Dentro do contexto da conectividade do transporte de sedimentos em uma bacia hidrográfica, os bancos arenosos (Figura 6-17) podem ter um papel importante no suprimento de sedimentos no canal (FRYIRS, 2013). Como se sabe, a quantidade de sedimentos na bacia é alta e a maior parte desses sedimentos correspondem às

frações de silte e argila (Tabela 5-6). É possível que parte dos sedimentos em suspensão sejam depositados no período chuvoso e fiquem armazenados entre os poros dos bancos arenosos, constituídos principalmente de sedimentos grossos e no período seco sejam remobilizados pelo escoamento que possui baixa CSS. Essa conexão existente entre os bancos arenosos, os sedimentos finos e o escoamento no canal é apresentada em Fryirs (2013).

Figura 6-17: Bancos arenosos no trecho do rio Piracicaba, afluente do rio Doce. Imagem do dia 19 de outubro de 2017. Fonte: Google Earth.

O suprimento do escoamento pela erosão das margens ocorre devido à falta de sedimentos no canal, grosseiros ou finos. Hooke (2003) menciona que a jusante de um trecho de rio estável o canal é muito ativo, mas os depósitos de material grosseiros não são o suficiente para suprir o déficit de sedimentos em suspensão, o que faz com que os sedimentos finos sejam erodidos das margens. Os sedimentos com granulometrias maiores são transportados principalmente quando as vazões são altas (período em que a energia do escoamento é maior), enquanto que proporcionalmente a quantidade de sedimentos finos transportados diminui (LIN et al., 2017).

A interação canal-planícies também apresenta um papel importante nos fluxos de sedimentos (FRYIRS, 2013). As planícies possuem tanto a capacidade de reter sedimentos como de alimentar o canal com os sedimentos nela depositados, através do processo de ressuspensão. Na versão do MGB-SED utilizada nesse trabalho, não foi utilizado o módulo de conexão lateral entre as planícies e o canal. Contudo, Buarque (2015) demonstrou que ao considerar esse módulo o MGB-SED conseguiu

representar de forma mais adequada os processos de retenção de sedimentos nas planícies da bacia do rio Madeira.

A Figura 6-14, que compara as CSS simuladas com o MGB-SED e observadas, mostrou que o modelo também não representou de forma adequada grandes picos de concentração. Outro fenômeno que não é representado pelo modelo e que ocorre na bacia, como identificado na Figura 6-18, é o deslizamento de massa que contribui com uma grande quantidade de sedimentos para o escoamento. O período entre as imagens da Figura 6-18 compreende uma das maiores cheias já registradas na bacia do rio Doce. Os deslizamentos de terra ocorrem principalmente nas bacias dos rios Suaçuí Grande, Santa Maria do Doce e Caratinga (PIRH, 2010).

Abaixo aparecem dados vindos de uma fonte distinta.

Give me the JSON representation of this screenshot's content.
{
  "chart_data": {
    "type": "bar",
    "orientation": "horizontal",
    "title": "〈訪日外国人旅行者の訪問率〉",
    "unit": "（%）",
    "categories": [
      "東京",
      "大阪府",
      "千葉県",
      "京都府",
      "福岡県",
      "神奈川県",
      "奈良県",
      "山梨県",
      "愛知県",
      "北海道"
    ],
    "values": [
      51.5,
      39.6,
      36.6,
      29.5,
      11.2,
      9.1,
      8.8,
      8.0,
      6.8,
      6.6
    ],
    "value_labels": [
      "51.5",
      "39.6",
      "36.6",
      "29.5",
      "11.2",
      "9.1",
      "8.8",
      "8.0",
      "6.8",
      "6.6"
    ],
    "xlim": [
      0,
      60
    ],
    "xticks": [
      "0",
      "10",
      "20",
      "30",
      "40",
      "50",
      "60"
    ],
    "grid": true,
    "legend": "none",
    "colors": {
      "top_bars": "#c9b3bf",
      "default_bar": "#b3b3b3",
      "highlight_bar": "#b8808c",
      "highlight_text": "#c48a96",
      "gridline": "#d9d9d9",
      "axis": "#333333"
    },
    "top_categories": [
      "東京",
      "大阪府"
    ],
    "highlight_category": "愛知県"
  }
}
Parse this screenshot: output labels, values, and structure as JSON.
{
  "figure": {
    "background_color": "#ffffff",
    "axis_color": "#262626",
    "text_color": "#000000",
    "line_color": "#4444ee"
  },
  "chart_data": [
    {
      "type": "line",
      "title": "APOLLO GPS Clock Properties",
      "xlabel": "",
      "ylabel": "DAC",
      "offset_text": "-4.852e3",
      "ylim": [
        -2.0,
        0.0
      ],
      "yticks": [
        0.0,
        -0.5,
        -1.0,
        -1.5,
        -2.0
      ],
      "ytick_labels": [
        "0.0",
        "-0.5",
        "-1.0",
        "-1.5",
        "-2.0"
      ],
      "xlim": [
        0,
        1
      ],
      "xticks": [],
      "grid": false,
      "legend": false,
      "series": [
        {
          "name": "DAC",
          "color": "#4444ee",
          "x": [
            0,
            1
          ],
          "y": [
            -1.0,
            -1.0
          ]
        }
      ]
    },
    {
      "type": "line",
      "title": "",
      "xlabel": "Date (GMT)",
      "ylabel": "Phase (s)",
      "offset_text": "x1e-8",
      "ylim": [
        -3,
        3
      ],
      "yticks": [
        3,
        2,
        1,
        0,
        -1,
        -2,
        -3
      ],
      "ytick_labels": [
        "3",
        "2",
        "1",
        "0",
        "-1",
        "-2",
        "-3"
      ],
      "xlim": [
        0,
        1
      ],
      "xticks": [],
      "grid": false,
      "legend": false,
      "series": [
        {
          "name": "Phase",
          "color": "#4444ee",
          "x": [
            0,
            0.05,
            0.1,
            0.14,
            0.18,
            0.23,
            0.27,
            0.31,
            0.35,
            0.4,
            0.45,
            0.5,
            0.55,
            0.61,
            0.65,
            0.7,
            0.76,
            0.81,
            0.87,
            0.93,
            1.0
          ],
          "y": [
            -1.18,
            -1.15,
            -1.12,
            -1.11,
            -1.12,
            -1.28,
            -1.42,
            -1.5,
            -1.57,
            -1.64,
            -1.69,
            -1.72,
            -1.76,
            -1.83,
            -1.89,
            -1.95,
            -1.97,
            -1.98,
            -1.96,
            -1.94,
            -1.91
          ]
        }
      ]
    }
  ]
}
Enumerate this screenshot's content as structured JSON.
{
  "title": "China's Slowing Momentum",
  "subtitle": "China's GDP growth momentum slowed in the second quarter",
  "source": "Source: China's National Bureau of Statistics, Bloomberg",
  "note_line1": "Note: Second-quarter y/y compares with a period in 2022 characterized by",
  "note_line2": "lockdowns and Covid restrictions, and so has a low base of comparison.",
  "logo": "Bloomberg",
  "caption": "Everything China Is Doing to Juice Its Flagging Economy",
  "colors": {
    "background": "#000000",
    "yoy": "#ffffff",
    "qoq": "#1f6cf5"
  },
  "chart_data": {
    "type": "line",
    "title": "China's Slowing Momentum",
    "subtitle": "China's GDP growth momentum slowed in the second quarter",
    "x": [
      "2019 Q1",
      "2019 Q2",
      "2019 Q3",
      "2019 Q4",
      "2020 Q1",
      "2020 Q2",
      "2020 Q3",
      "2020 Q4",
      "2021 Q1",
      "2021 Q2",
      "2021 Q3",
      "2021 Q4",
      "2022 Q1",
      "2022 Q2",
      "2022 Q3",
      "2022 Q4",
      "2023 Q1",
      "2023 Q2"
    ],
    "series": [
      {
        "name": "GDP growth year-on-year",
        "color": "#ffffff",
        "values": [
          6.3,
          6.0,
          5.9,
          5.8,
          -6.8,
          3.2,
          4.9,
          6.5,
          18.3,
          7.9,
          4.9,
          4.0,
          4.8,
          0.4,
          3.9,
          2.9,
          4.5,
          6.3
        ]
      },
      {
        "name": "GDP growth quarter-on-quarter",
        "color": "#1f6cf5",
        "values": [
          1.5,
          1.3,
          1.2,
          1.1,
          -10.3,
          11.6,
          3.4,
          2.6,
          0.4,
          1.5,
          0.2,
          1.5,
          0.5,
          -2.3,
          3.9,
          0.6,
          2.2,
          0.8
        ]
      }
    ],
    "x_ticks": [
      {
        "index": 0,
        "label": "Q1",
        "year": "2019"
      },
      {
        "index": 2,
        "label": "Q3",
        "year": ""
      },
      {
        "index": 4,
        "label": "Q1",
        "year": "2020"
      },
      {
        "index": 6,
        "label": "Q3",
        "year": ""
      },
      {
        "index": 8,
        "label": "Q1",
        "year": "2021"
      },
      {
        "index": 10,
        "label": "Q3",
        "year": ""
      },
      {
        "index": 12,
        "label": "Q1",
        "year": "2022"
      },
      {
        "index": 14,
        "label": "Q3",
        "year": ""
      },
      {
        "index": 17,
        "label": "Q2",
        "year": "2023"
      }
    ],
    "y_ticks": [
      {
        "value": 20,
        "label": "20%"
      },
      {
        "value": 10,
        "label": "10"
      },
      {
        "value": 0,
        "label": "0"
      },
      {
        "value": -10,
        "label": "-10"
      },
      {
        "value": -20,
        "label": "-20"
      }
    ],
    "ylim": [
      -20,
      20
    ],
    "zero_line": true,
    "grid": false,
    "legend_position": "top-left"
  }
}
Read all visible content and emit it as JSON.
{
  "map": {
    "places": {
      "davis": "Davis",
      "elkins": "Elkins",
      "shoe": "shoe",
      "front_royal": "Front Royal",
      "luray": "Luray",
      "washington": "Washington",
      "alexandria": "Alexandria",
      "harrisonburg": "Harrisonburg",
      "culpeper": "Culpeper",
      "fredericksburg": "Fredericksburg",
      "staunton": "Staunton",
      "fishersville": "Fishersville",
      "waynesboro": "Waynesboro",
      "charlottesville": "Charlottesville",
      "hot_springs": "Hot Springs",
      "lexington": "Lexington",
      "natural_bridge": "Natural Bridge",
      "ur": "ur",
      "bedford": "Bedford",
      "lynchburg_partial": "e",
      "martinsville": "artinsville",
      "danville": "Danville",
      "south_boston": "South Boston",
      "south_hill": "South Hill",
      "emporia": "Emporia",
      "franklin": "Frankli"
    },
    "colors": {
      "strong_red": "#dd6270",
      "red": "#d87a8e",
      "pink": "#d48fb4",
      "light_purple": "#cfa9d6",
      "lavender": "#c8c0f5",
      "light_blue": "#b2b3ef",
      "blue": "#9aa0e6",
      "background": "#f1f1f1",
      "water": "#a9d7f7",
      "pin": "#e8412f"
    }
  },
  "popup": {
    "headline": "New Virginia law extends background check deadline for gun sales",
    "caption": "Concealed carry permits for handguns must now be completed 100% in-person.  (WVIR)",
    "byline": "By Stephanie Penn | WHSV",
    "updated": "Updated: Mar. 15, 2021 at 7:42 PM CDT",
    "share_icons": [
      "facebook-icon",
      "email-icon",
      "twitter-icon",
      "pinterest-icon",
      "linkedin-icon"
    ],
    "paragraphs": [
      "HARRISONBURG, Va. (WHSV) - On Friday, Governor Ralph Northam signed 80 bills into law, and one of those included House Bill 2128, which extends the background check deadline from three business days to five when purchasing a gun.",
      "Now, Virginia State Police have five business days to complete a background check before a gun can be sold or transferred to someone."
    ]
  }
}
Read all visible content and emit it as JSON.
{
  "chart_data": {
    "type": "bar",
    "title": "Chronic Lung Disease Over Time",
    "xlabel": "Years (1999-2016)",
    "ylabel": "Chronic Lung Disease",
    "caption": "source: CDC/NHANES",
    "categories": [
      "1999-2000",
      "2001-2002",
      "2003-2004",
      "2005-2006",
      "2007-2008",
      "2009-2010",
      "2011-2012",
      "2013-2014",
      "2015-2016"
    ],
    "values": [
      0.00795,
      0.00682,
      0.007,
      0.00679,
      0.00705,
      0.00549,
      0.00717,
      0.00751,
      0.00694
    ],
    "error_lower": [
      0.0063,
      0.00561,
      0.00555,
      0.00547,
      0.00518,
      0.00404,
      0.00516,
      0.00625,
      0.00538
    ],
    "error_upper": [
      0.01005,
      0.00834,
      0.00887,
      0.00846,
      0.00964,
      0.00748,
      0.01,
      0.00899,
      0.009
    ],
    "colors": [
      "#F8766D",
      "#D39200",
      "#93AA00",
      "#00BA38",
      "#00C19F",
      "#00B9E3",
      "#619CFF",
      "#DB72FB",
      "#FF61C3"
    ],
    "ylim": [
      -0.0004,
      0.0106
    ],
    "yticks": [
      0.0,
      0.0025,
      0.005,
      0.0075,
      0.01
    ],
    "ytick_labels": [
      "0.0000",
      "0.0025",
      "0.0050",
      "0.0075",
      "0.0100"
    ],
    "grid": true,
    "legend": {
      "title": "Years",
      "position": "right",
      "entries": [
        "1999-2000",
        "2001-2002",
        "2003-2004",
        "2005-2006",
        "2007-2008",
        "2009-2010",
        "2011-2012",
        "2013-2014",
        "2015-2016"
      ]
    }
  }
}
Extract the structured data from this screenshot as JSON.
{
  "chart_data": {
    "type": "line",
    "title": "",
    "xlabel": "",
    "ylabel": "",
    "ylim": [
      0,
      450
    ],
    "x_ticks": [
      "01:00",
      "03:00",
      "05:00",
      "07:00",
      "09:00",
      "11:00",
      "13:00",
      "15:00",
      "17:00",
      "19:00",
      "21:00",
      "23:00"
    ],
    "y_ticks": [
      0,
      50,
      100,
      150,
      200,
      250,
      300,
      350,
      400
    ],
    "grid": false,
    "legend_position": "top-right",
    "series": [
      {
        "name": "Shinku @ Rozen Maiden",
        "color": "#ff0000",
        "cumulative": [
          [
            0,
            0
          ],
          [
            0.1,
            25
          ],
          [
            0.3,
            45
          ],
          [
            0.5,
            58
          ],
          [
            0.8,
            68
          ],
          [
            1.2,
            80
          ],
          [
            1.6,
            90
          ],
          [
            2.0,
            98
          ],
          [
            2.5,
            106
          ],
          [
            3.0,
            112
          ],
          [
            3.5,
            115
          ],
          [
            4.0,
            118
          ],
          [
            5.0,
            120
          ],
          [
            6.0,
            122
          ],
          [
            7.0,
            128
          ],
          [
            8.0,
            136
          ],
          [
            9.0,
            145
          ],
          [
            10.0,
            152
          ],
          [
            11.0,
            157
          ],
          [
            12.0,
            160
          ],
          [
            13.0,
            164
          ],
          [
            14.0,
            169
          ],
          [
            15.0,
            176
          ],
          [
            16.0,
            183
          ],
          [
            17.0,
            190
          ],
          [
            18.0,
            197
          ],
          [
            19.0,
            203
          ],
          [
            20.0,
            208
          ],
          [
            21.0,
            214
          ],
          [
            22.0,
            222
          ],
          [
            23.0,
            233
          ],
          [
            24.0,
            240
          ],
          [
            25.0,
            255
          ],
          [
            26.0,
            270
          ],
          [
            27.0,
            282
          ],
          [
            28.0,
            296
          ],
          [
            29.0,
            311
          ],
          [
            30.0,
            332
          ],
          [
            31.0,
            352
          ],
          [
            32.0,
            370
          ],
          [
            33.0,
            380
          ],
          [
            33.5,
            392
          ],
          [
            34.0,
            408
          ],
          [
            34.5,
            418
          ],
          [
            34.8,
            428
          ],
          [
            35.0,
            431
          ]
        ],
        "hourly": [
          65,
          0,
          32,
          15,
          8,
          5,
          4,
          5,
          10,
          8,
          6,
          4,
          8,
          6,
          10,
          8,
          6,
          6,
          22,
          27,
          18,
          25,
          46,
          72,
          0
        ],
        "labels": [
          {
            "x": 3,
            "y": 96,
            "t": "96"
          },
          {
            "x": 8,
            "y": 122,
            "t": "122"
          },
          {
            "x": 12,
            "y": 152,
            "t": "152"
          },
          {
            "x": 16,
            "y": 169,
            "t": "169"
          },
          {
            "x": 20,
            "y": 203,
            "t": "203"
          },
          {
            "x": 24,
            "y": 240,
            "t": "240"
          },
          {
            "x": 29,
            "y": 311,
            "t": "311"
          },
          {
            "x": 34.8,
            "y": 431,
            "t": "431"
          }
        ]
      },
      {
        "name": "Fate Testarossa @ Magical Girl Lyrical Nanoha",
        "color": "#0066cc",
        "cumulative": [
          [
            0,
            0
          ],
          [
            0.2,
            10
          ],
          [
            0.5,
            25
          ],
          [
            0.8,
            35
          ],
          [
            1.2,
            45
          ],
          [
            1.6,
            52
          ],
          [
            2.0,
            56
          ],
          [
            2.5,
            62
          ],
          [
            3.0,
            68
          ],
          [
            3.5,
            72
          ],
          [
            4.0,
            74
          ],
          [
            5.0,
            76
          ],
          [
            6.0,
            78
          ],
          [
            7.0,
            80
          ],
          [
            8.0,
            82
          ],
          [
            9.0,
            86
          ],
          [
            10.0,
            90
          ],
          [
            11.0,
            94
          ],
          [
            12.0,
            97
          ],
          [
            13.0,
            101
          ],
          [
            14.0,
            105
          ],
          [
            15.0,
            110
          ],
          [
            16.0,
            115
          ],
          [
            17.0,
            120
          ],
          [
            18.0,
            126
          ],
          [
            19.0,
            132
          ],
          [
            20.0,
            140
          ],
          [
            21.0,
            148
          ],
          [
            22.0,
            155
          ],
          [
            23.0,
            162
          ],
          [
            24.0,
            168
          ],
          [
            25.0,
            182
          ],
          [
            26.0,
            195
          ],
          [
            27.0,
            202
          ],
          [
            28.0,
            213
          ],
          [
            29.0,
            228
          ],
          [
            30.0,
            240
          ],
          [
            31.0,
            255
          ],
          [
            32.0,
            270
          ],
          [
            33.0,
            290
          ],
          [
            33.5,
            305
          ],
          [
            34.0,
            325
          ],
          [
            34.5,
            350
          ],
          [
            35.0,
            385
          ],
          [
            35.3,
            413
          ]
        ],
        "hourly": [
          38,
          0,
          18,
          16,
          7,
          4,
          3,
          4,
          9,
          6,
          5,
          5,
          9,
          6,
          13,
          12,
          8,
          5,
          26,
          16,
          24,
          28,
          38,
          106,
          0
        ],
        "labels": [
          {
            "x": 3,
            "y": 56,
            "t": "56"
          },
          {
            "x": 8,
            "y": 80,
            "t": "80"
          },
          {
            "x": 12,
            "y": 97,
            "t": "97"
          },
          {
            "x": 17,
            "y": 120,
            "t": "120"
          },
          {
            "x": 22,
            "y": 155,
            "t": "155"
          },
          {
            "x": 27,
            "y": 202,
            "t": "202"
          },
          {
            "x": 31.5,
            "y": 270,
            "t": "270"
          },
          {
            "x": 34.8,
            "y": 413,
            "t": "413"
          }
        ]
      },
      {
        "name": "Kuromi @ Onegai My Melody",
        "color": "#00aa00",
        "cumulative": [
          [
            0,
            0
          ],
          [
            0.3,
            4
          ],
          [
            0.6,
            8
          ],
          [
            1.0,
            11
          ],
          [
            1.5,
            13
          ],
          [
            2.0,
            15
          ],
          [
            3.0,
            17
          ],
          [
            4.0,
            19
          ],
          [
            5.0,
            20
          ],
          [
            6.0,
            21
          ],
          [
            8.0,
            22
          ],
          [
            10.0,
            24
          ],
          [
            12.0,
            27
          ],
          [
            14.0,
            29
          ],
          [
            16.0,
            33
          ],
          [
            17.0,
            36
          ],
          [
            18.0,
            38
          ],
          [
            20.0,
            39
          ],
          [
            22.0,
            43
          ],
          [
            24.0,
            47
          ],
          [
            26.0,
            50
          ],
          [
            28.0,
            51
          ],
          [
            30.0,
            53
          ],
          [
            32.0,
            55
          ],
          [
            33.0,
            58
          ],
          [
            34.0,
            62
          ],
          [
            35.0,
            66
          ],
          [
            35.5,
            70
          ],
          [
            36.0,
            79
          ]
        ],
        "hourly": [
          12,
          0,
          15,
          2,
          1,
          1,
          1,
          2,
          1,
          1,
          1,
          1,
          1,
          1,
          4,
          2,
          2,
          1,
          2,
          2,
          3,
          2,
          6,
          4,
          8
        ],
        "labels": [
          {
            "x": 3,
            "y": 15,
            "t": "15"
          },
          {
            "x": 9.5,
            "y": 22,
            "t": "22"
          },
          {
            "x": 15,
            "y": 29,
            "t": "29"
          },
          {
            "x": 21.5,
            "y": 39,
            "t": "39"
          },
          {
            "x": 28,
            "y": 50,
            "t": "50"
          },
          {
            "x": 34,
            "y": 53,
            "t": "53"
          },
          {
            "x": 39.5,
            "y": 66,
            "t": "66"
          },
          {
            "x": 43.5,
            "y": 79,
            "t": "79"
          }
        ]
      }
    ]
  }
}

Figura 6-18: Movimento de massa numa encosta próximo ao rio Pancas, afluente do rio Doce. a) imagem do dia 18 de julho de 2013 e b) imagem do dia 05 de maio de 2014. Fonte: Google

Earth.

Outra fonte pontual que contribui para o aumento da carga de sedimentos são aquelas provenientes da mineração (LOBO et al., 2016). Essa atividade é histórica na bacia (HORA et al., 2012) e é realizada em diversas áreas, principalmente nas regiões de cabeceira dos rios do Carmo e Piracicaba (Figura 6-19). Esse tipo de fonte não está incluído no modelo e, portanto, se as observações apresentam valores elevados de CSS, é possível sugerir que algum tipo de fenômeno anômalo ou associado a atividades antrópicas ocorreu na bacia. Esse é o caso do rompimento da barragem de rejeitos de Fundão, localizada no município de Mariana-MG, que não poderia ser representado de forma natural pelo modelo, mas que foi observado a partir de imagens de sensoriamento remoto (FAGUNDES et al.,2017).

Figura 6-19: Áreas de mineração na bacia do rio Doce.